I mentioned I gained sight twice in my life. The most recent time I found sight had nothing to do with a new pair of glasses. It has everything to do with looking at life through a different lens, a different perspective.

This “secondary” sight occurred when I read Theology of the Body for Beginners just 8 months ago. I knew something was happening to me as I read this book and took notes on it, which I have NEVER done while reading any book as an adult. I felt compelled to reflect on these words this man Christopher West, was writing. It was another experience of saying to myself, and sometimes to others, “Wow, NOW, I can see! I see things the way they REALLY are! THIS, this is what is truth!”

It was a few months later in June that “the scales fell off my eyes.” I had heard this expression before but never truly understood it until it actually happened to me. This experience took place during a week-long course through Theology of the Body Institute.. I recall telling myself and others, “I cannot un-see what I just saw. I can’t un-hear what I just heard. I will never be the same person I once was. I can see again!”
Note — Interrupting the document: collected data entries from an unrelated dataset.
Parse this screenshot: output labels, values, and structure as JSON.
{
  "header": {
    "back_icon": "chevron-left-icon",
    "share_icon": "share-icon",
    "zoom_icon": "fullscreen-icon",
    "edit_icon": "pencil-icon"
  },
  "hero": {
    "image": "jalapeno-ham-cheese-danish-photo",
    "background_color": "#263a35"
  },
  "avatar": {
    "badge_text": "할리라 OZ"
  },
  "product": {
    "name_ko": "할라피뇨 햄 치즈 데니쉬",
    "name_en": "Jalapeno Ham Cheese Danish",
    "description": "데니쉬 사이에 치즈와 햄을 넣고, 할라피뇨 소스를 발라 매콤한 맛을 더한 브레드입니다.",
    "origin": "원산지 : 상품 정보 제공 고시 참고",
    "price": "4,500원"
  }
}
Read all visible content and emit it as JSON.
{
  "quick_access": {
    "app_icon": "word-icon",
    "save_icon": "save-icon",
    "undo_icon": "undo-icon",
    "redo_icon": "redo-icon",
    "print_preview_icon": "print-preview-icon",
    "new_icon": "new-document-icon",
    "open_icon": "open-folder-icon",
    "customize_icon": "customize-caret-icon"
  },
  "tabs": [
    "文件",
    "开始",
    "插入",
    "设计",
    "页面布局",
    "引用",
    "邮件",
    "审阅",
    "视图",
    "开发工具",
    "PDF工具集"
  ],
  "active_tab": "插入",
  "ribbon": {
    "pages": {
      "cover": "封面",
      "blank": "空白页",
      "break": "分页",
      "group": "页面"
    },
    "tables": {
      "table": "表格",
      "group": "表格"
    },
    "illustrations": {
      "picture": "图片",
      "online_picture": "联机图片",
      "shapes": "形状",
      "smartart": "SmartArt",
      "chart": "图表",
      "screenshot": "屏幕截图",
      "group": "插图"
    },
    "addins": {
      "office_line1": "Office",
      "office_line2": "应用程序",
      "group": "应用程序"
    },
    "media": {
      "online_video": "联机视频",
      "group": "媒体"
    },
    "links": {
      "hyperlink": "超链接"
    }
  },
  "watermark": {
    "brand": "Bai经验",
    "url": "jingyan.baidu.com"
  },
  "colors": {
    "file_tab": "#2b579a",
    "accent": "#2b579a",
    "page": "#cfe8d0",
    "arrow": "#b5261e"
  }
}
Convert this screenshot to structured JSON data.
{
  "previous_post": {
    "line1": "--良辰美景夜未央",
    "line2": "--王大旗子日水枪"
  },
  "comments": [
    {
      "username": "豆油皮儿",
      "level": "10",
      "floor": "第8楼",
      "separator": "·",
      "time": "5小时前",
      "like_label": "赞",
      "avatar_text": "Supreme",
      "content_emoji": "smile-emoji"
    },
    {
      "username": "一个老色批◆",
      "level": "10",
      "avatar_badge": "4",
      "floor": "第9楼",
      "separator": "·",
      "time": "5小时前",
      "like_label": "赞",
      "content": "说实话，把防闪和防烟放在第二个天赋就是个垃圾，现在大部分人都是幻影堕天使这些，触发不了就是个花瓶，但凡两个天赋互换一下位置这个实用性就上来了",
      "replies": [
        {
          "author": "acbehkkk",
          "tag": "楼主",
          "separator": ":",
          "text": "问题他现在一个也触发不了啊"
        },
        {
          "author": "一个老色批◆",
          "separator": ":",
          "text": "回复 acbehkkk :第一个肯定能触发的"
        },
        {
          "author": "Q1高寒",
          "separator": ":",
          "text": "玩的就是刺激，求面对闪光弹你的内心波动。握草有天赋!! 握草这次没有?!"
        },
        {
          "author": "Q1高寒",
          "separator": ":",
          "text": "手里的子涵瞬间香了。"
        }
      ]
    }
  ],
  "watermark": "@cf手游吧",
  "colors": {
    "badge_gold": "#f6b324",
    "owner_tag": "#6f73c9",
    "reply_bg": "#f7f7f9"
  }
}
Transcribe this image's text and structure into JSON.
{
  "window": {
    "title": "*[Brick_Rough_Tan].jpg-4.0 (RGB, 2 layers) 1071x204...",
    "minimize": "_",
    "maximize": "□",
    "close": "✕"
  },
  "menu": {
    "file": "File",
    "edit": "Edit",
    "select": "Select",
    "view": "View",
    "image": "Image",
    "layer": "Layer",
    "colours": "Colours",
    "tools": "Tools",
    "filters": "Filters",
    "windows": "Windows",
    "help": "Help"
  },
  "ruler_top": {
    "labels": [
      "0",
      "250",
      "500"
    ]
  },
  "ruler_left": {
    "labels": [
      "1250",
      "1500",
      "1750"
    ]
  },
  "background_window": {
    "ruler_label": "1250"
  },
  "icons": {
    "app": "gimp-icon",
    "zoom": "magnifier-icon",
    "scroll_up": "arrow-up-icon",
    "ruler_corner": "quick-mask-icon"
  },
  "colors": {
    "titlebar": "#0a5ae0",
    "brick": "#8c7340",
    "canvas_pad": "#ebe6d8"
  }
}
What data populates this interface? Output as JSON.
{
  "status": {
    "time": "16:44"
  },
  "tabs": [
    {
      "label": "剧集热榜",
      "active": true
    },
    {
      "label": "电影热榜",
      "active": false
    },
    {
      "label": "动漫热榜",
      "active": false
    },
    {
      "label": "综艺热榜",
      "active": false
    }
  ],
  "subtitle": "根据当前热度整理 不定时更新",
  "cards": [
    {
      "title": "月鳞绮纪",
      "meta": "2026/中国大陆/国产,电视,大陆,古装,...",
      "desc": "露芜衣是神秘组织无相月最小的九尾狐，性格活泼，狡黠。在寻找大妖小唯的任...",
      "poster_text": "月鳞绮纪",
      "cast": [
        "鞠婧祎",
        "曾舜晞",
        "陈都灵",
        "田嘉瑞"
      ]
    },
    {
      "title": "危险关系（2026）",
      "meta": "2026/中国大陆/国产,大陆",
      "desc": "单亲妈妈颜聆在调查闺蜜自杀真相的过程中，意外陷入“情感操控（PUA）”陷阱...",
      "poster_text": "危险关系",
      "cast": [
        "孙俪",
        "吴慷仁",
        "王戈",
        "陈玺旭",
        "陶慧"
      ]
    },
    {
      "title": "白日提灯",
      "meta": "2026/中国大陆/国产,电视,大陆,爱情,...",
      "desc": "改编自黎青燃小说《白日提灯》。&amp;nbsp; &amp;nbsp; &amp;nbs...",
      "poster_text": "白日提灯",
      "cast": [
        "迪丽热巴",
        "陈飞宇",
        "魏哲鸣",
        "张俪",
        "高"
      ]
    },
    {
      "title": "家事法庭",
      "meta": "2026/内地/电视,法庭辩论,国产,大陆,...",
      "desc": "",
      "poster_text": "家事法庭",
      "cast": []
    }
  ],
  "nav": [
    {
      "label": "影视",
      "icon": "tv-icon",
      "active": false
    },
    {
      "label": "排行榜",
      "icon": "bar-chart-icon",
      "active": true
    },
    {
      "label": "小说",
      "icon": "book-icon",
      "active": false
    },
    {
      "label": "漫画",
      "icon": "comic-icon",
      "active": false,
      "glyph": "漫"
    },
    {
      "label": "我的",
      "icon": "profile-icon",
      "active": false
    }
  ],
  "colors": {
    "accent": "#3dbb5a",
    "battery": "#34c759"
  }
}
Where I once thought I saw love, I see lust.

Where I once saw truth, I now see the lies.

Where I once saw friendship, I now see possession.

Where I once saw harmless entertainment, I now see abuse.

Where I once saw freedom, I now see impurity.

But don’t get depressed and discouraged! There’s Good News to share:

Where I once saw rules, I now see freedom.

Where I once saw archaic teaching, I now see beautiful meaning.

Where I once saw restriction, I see chastity.

Where I once saw punishment, I now see blessings.

Where I saw an aged, celibate, old-fashioned man in Rome, I now see a Saint that I want to embrace in heaven and thank him for helping me to see.

Thank you God for my sight. I never want to be blind again.